Seis meses pasaron desde la abrupta huida del hasta entonces presidente sirio Bashar al-Assad hacia Moscú, en diciembre del año pasado.

Con su marcha se cerró un ciclo de más de cinco décadas de república hereditaria en Siria. En apenas tres días, las fuerzas de Ahmed al-Sharaa, líder de Hayat Tahrir al-Cham, tomaron el control de Damasco. El colapso del poder fue el resultado de una ofensiva cuidadosamente planificada, aprovechando el desgaste militar del régimen, el conflicto entre la milicia libanesa Hezbolá e Israel, y la actitud de Moscú, centrada en la guerra en Ucrania.

Antiguo afiliado al Estado Islámico en Irak de Abou Bakr al-Baghdadi y después de Al-Qaeda, Al-Sharaa se alejó definitivamente de estas organizaciones terroristas en 2016. Desde entonces, el ahora presidente interino sirio experimentó un giro radical, abandonando su nombre de guerra, la larga barba y el turbante yihadista, proyectando una imagen de jefe de Estado pragmático, reformista y moderado.

En marzo presentó una declaración constitucional que establece una transición de cinco años. En esta, garantiza una separación de poderes, libertades públicas, derechos para las minorías y por primera vez en la historia siria nombró a una mujer, Maysaa Sabrine, al frente del Banco Central. También anunció la creación de una comisión nacional para la justicia transicional, una etapa simbólica en la construcción de un Estado de derecho. En el plano internacional, su mayor éxito fue romper con el aislamiento diplomático que asfixiaba a Siria desde hace más de una década.

El 13 de mayo, Donald Trump anunció el levantamiento de las sanciones económicas estadounidenses, tras un encuentro histórico entre ambos líderes en Arabia Saudí. La Unión Europea también respaldó al nuevo gobierno en su lucha contra el terrorismo y levantó sus sanciones económicas.

El punto culminante de esta apertura llegó el 25 de abril: el ministro sirio de Asuntos Exteriores, Assaad al-Shaibani, fue recibido oficialmente en la sede de la ONU en Nueva York. En un acto cargado de simbolismo, presentó la nueva bandera siria, verde, blanca y negra, con tres estrellas rojas, como el emblema de una Siria “nacida del sufrimiento”. “No es sólo una bandera, es una proclamación de existencia”, declaró el funcionario sirio ante el Consejo de Seguridad.

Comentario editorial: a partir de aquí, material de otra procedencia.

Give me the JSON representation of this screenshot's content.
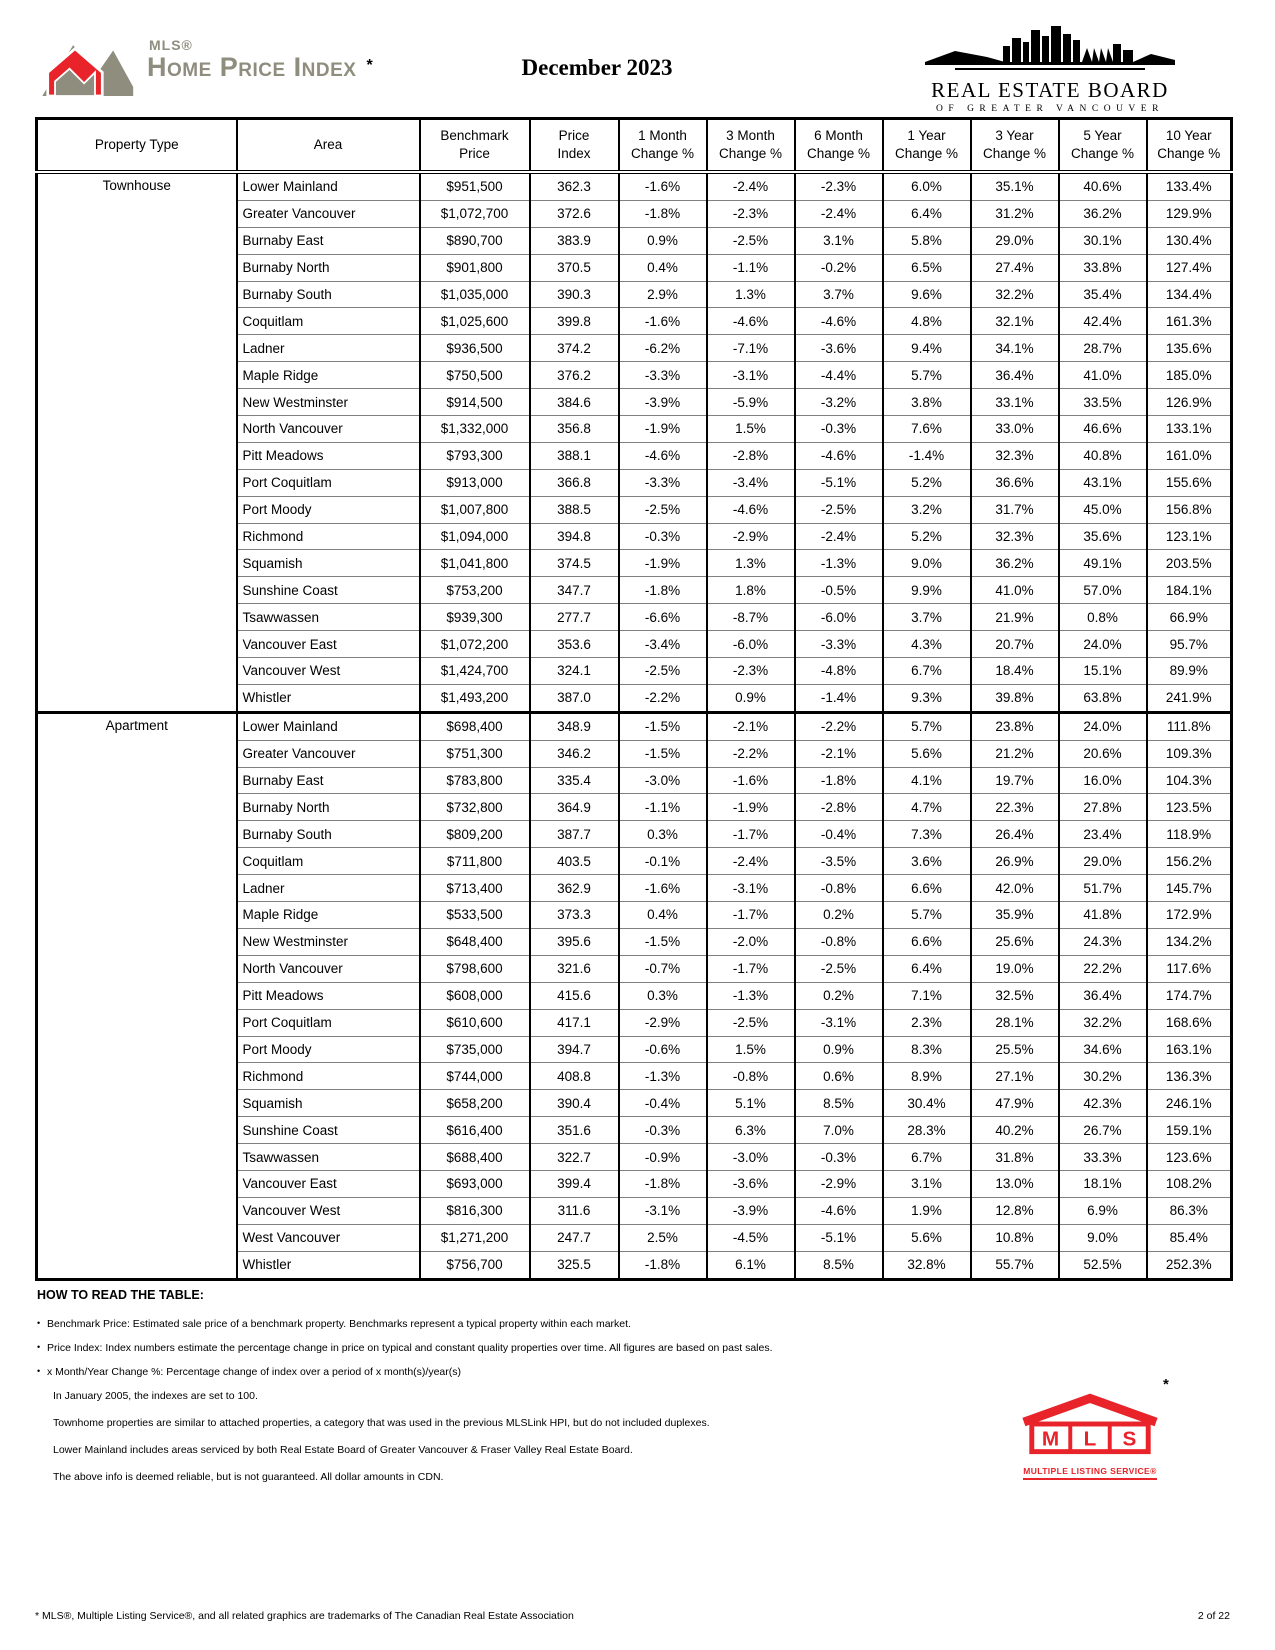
{
  "header": {
    "logo": {
      "mls_small": "MLS®",
      "title": "Home Price Index",
      "asterisk": "*"
    },
    "date_title": "December 2023",
    "board_logo": {
      "line1": "REAL ESTATE BOARD",
      "line2": "OF GREATER VANCOUVER"
    }
  },
  "table": {
    "columns": [
      "Property Type",
      "Area",
      "Benchmark\nPrice",
      "Price\nIndex",
      "1 Month\nChange %",
      "3 Month\nChange %",
      "6 Month\nChange %",
      "1 Year\nChange %",
      "3 Year\nChange %",
      "5 Year\nChange %",
      "10 Year\nChange %"
    ],
    "sections": [
      {
        "property_type": "Townhouse",
        "rows": [
          [
            "Lower Mainland",
            "$951,500",
            "362.3",
            "-1.6%",
            "-2.4%",
            "-2.3%",
            "6.0%",
            "35.1%",
            "40.6%",
            "133.4%"
          ],
          [
            "Greater Vancouver",
            "$1,072,700",
            "372.6",
            "-1.8%",
            "-2.3%",
            "-2.4%",
            "6.4%",
            "31.2%",
            "36.2%",
            "129.9%"
          ],
          [
            "Burnaby East",
            "$890,700",
            "383.9",
            "0.9%",
            "-2.5%",
            "3.1%",
            "5.8%",
            "29.0%",
            "30.1%",
            "130.4%"
          ],
          [
            "Burnaby North",
            "$901,800",
            "370.5",
            "0.4%",
            "-1.1%",
            "-0.2%",
            "6.5%",
            "27.4%",
            "33.8%",
            "127.4%"
          ],
          [
            "Burnaby South",
            "$1,035,000",
            "390.3",
            "2.9%",
            "1.3%",
            "3.7%",
            "9.6%",
            "32.2%",
            "35.4%",
            "134.4%"
          ],
          [
            "Coquitlam",
            "$1,025,600",
            "399.8",
            "-1.6%",
            "-4.6%",
            "-4.6%",
            "4.8%",
            "32.1%",
            "42.4%",
            "161.3%"
          ],
          [
            "Ladner",
            "$936,500",
            "374.2",
            "-6.2%",
            "-7.1%",
            "-3.6%",
            "9.4%",
            "34.1%",
            "28.7%",
            "135.6%"
          ],
          [
            "Maple Ridge",
            "$750,500",
            "376.2",
            "-3.3%",
            "-3.1%",
            "-4.4%",
            "5.7%",
            "36.4%",
            "41.0%",
            "185.0%"
          ],
          [
            "New Westminster",
            "$914,500",
            "384.6",
            "-3.9%",
            "-5.9%",
            "-3.2%",
            "3.8%",
            "33.1%",
            "33.5%",
            "126.9%"
          ],
          [
            "North Vancouver",
            "$1,332,000",
            "356.8",
            "-1.9%",
            "1.5%",
            "-0.3%",
            "7.6%",
            "33.0%",
            "46.6%",
            "133.1%"
          ],
          [
            "Pitt Meadows",
            "$793,300",
            "388.1",
            "-4.6%",
            "-2.8%",
            "-4.6%",
            "-1.4%",
            "32.3%",
            "40.8%",
            "161.0%"
          ],
          [
            "Port Coquitlam",
            "$913,000",
            "366.8",
            "-3.3%",
            "-3.4%",
            "-5.1%",
            "5.2%",
            "36.6%",
            "43.1%",
            "155.6%"
          ],
          [
            "Port Moody",
            "$1,007,800",
            "388.5",
            "-2.5%",
            "-4.6%",
            "-2.5%",
            "3.2%",
            "31.7%",
            "45.0%",
            "156.8%"
          ],
          [
            "Richmond",
            "$1,094,000",
            "394.8",
            "-0.3%",
            "-2.9%",
            "-2.4%",
            "5.2%",
            "32.3%",
            "35.6%",
            "123.1%"
          ],
          [
            "Squamish",
            "$1,041,800",
            "374.5",
            "-1.9%",
            "1.3%",
            "-1.3%",
            "9.0%",
            "36.2%",
            "49.1%",
            "203.5%"
          ],
          [
            "Sunshine Coast",
            "$753,200",
            "347.7",
            "-1.8%",
            "1.8%",
            "-0.5%",
            "9.9%",
            "41.0%",
            "57.0%",
            "184.1%"
          ],
          [
            "Tsawwassen",
            "$939,300",
            "277.7",
            "-6.6%",
            "-8.7%",
            "-6.0%",
            "3.7%",
            "21.9%",
            "0.8%",
            "66.9%"
          ],
          [
            "Vancouver East",
            "$1,072,200",
            "353.6",
            "-3.4%",
            "-6.0%",
            "-3.3%",
            "4.3%",
            "20.7%",
            "24.0%",
            "95.7%"
          ],
          [
            "Vancouver West",
            "$1,424,700",
            "324.1",
            "-2.5%",
            "-2.3%",
            "-4.8%",
            "6.7%",
            "18.4%",
            "15.1%",
            "89.9%"
          ],
          [
            "Whistler",
            "$1,493,200",
            "387.0",
            "-2.2%",
            "0.9%",
            "-1.4%",
            "9.3%",
            "39.8%",
            "63.8%",
            "241.9%"
          ]
        ]
      },
      {
        "property_type": "Apartment",
        "rows": [
          [
            "Lower Mainland",
            "$698,400",
            "348.9",
            "-1.5%",
            "-2.1%",
            "-2.2%",
            "5.7%",
            "23.8%",
            "24.0%",
            "111.8%"
          ],
          [
            "Greater Vancouver",
            "$751,300",
            "346.2",
            "-1.5%",
            "-2.2%",
            "-2.1%",
            "5.6%",
            "21.2%",
            "20.6%",
            "109.3%"
          ],
          [
            "Burnaby East",
            "$783,800",
            "335.4",
            "-3.0%",
            "-1.6%",
            "-1.8%",
            "4.1%",
            "19.7%",
            "16.0%",
            "104.3%"
          ],
          [
            "Burnaby North",
            "$732,800",
            "364.9",
            "-1.1%",
            "-1.9%",
            "-2.8%",
            "4.7%",
            "22.3%",
            "27.8%",
            "123.5%"
          ],
          [
            "Burnaby South",
            "$809,200",
            "387.7",
            "0.3%",
            "-1.7%",
            "-0.4%",
            "7.3%",
            "26.4%",
            "23.4%",
            "118.9%"
          ],
          [
            "Coquitlam",
            "$711,800",
            "403.5",
            "-0.1%",
            "-2.4%",
            "-3.5%",
            "3.6%",
            "26.9%",
            "29.0%",
            "156.2%"
          ],
          [
            "Ladner",
            "$713,400",
            "362.9",
            "-1.6%",
            "-3.1%",
            "-0.8%",
            "6.6%",
            "42.0%",
            "51.7%",
            "145.7%"
          ],
          [
            "Maple Ridge",
            "$533,500",
            "373.3",
            "0.4%",
            "-1.7%",
            "0.2%",
            "5.7%",
            "35.9%",
            "41.8%",
            "172.9%"
          ],
          [
            "New Westminster",
            "$648,400",
            "395.6",
            "-1.5%",
            "-2.0%",
            "-0.8%",
            "6.6%",
            "25.6%",
            "24.3%",
            "134.2%"
          ],
          [
            "North Vancouver",
            "$798,600",
            "321.6",
            "-0.7%",
            "-1.7%",
            "-2.5%",
            "6.4%",
            "19.0%",
            "22.2%",
            "117.6%"
          ],
          [
            "Pitt Meadows",
            "$608,000",
            "415.6",
            "0.3%",
            "-1.3%",
            "0.2%",
            "7.1%",
            "32.5%",
            "36.4%",
            "174.7%"
          ],
          [
            "Port Coquitlam",
            "$610,600",
            "417.1",
            "-2.9%",
            "-2.5%",
            "-3.1%",
            "2.3%",
            "28.1%",
            "32.2%",
            "168.6%"
          ],
          [
            "Port Moody",
            "$735,000",
            "394.7",
            "-0.6%",
            "1.5%",
            "0.9%",
            "8.3%",
            "25.5%",
            "34.6%",
            "163.1%"
          ],
          [
            "Richmond",
            "$744,000",
            "408.8",
            "-1.3%",
            "-0.8%",
            "0.6%",
            "8.9%",
            "27.1%",
            "30.2%",
            "136.3%"
          ],
          [
            "Squamish",
            "$658,200",
            "390.4",
            "-0.4%",
            "5.1%",
            "8.5%",
            "30.4%",
            "47.9%",
            "42.3%",
            "246.1%"
          ],
          [
            "Sunshine Coast",
            "$616,400",
            "351.6",
            "-0.3%",
            "6.3%",
            "7.0%",
            "28.3%",
            "40.2%",
            "26.7%",
            "159.1%"
          ],
          [
            "Tsawwassen",
            "$688,400",
            "322.7",
            "-0.9%",
            "-3.0%",
            "-0.3%",
            "6.7%",
            "31.8%",
            "33.3%",
            "123.6%"
          ],
          [
            "Vancouver East",
            "$693,000",
            "399.4",
            "-1.8%",
            "-3.6%",
            "-2.9%",
            "3.1%",
            "13.0%",
            "18.1%",
            "108.2%"
          ],
          [
            "Vancouver West",
            "$816,300",
            "311.6",
            "-3.1%",
            "-3.9%",
            "-4.6%",
            "1.9%",
            "12.8%",
            "6.9%",
            "86.3%"
          ],
          [
            "West Vancouver",
            "$1,271,200",
            "247.7",
            "2.5%",
            "-4.5%",
            "-5.1%",
            "5.6%",
            "10.8%",
            "9.0%",
            "85.4%"
          ],
          [
            "Whistler",
            "$756,700",
            "325.5",
            "-1.8%",
            "6.1%",
            "8.5%",
            "32.8%",
            "55.7%",
            "52.5%",
            "252.3%"
          ]
        ]
      }
    ]
  },
  "notes": {
    "heading": "HOW TO READ THE TABLE:",
    "bullets": [
      "Benchmark Price:  Estimated sale price of a benchmark property. Benchmarks represent a typical property within each market.",
      "Price Index:  Index numbers estimate the percentage change in price on typical and constant quality properties over time. All figures are based on past sales.",
      "x Month/Year Change %:  Percentage change of index over a period of x month(s)/year(s)"
    ],
    "indented": [
      "In January 2005, the indexes are set to 100.",
      "Townhome properties are similar to attached properties, a category that was used in the previous MLSLink HPI, but do not included duplexes.",
      "Lower Mainland includes areas serviced by both Real Estate Board of Greater Vancouver & Fraser Valley Real Estate Board.",
      "The above info is deemed reliable, but is not guaranteed. All dollar amounts in CDN."
    ]
  },
  "mls_logo": {
    "letters": [
      "M",
      "L",
      "S"
    ],
    "caption": "MULTIPLE LISTING SERVICE®",
    "asterisk": "*"
  },
  "footer": {
    "left": "* MLS®, Multiple Listing Service®, and all related graphics are trademarks of The Canadian Real Estate Association",
    "right": "2 of 22"
  },
  "colors": {
    "brand_red": "#e8232a",
    "brand_gray": "#8f8e7e"
  }
}
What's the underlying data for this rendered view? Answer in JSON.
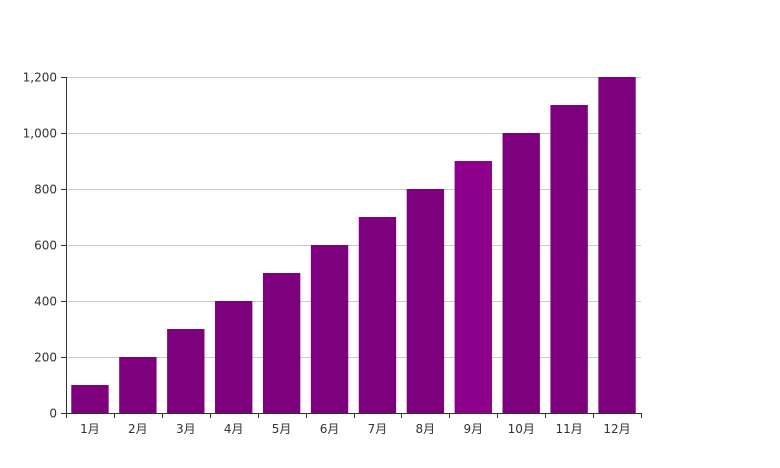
{
  "chart_data": {
    "type": "bar",
    "categories": [
      "1月",
      "2月",
      "3月",
      "4月",
      "5月",
      "6月",
      "7月",
      "8月",
      "9月",
      "10月",
      "11月",
      "12月"
    ],
    "values": [
      100,
      200,
      300,
      400,
      500,
      600,
      700,
      800,
      900,
      1000,
      1100,
      1200
    ],
    "ylim": [
      0,
      1200
    ],
    "yticks": [
      "0",
      "200",
      "400",
      "600",
      "800",
      "1,000",
      "1,200"
    ],
    "grid": true,
    "colors": {
      "bar": "#7d007d",
      "bar_highlight": "#8c008c",
      "axis": "#333333",
      "grid": "#cccccc",
      "text": "#333333"
    },
    "highlight_index": 8
  }
}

Pero esta apertura contrasta con la fragilidad interna del país. Siria sigue siendo un mosaico político y religioso, y la reconciliación aún parece delicada. En marzo, ataques de las fuerzas ahora en el gobierno contra la minoría alauita, grupo del que procedía Al-Assad, dejaron unos 1.700 muertos. Por otro lado, el desafío kurdo sigue siendo una prueba mayor.

Las milicias kurdas, aliadas de Washington, controlan una cuarta parte del país, incluidas las principales zonas petroleras. Al-Sharaa debe encontrar un difícil equilibrio entre la presión turca, que rechaza cualquier autonomía kurda, y la presencia militar estadounidense.

También la comunidad drusa, que habita principalmente en el sur del país, exige mayor autonomía, mientras que Israel ocupa desde el 8 de diciembre una zona desmilitarizada cercana a la zona de los Altos del Golán.

En lo económico, el país está devastado: el 81% de las redes eléctricas, el 61% del suministro de agua y casi la mitad de las infraestructuras sanitarias están destruidas. La reconstrucción apenas está empezando y el levantamiento de las sanciones económicas genera esperanzas de atraer los financiamientos necesarios.

Para cubrir la reconstrucción nacional, la ONU estima que harán falta unos 400.000 millones de dólares. Por su lado, Arabia Saudí y Qatar ya anunciaron que pagarán la deuda de 15 millones de dólares de Siria con el Banco Mundial.

Siria se encuentra en una situación que alimenta un debate entre esperanzas de renovación y viejas fracturas. La comunidad internacional observa con cautela este experimento político. Como declaró un embajador europeo en la ONU: “Hay mucha esperanza en una Siria democrática e inclusiva. La historia dirá si esta transición puede cumplir esa promesa”.